Your disagreement with mom about pantyhose is, in the main, a generational thing. Most women who began working before 1990 wouldn't think of appearing in a public workplace without wearing pantyhose (or nylons with a garter belt), but many women who started working within the last two decades think pantyhose are beyond frumpy -- they're Jurassic.
Whatever your personal view, get ready to pay off. Mom wins big-time on the only survey I've seen concerning the hosiery-or-not issue -- an online poll on Alison Doyle's Web site, jobsearch.about.com. Search for "panty hose." And be sure to read the 50 across-the-spectrum comments following her article, "Should You Wear Panty Hose to a Job Interview?" Here are five comment excerpts:
-- "Women with very tan, smooth and unblemished legs, and shoes that cover much of the foot, can probably get away with not wearing hose."

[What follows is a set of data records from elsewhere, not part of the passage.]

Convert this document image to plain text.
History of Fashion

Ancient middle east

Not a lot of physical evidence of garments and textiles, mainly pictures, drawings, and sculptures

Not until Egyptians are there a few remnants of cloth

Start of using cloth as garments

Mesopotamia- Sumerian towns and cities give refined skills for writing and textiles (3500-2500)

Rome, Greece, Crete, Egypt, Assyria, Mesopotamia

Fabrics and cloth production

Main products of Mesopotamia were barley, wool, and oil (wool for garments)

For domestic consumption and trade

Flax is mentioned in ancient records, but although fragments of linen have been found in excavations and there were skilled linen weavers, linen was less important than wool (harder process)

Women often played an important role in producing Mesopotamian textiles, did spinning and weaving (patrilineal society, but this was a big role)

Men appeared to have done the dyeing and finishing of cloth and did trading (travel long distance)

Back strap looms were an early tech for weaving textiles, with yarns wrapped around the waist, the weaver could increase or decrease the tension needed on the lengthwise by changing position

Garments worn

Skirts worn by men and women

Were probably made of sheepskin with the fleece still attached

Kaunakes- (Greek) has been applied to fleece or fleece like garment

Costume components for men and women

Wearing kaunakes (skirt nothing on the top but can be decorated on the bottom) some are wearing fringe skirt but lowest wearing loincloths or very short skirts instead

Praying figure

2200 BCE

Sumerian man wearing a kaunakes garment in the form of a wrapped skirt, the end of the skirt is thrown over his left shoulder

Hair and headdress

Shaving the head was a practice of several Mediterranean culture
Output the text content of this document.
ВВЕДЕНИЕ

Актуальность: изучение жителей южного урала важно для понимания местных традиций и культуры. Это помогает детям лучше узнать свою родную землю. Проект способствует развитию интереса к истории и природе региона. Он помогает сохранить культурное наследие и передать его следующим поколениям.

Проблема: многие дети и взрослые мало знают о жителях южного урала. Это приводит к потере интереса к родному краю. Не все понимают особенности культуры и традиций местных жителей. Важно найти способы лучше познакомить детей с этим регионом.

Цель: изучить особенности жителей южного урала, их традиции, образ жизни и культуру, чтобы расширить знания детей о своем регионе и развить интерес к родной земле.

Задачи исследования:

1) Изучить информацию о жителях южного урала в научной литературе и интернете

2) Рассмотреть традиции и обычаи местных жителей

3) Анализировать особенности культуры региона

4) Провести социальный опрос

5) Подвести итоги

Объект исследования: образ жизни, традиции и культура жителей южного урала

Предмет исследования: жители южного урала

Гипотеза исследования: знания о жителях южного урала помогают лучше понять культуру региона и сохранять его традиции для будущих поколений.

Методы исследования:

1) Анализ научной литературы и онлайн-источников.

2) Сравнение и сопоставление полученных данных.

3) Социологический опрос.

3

-- "Stay with pants suits if you do not like panty hose."
-- "Who wears a dress or skirt to an interview these days anyway? I say pants suits and trouser socks all the way!"
-- "There are companies where slacks are not allowed for women and they are required to wear panty hose year 'round. No woman over 45 should wear a skirt at or above her knees without hose -- gravity wins and its first conquest(s) are your knees. I know."
-- "Two words: yeast infections. I would never, ever consider working for a company that makes wearing hosiery a requirement. I think to force that (as part of the dress code) is incredibly sexist and inconsiderate."
DEAR JOYCE: I'm fortunate to have been offered a better job, which I have gladly accepted. Although I have some beefs with my present employer, I want to resign with grace. Protocol? -- N.B.L.
Good decision. One of my favorite quotes concerning the job you're leaving comes from columnist Bob Rosner: "Don't think of it as your old job, but as your newest reference."
After you get your new offer in writing, compose a civil letter of resignation and meet with your boss. Or you can resign verbally and leave the letter. Say your new job is too good to pass up. You appreciate everything you learned while at the old job and will work to help train your replacement, or otherwise ease the changeover anyway you can.
As you recognize, there is absolutely no advantage to not looking as good going away as you did coming in.
DEAR JOYCE: After resigning from my crummy job to enter law school, I was asked to sit for an exit interview. I see no reason to tell them all the things really wrong here, including the department manager, whom I hope to never see again. -- S.B.
Nor do I -- from your perspective. You admire the company. You admire the boss. You admire the coworkers. Even when you feel like shouting, "That's it, I'm outta here," there's no sense making enemies who could come back to haunt you years later. Short-lived satisfaction isn't worth it.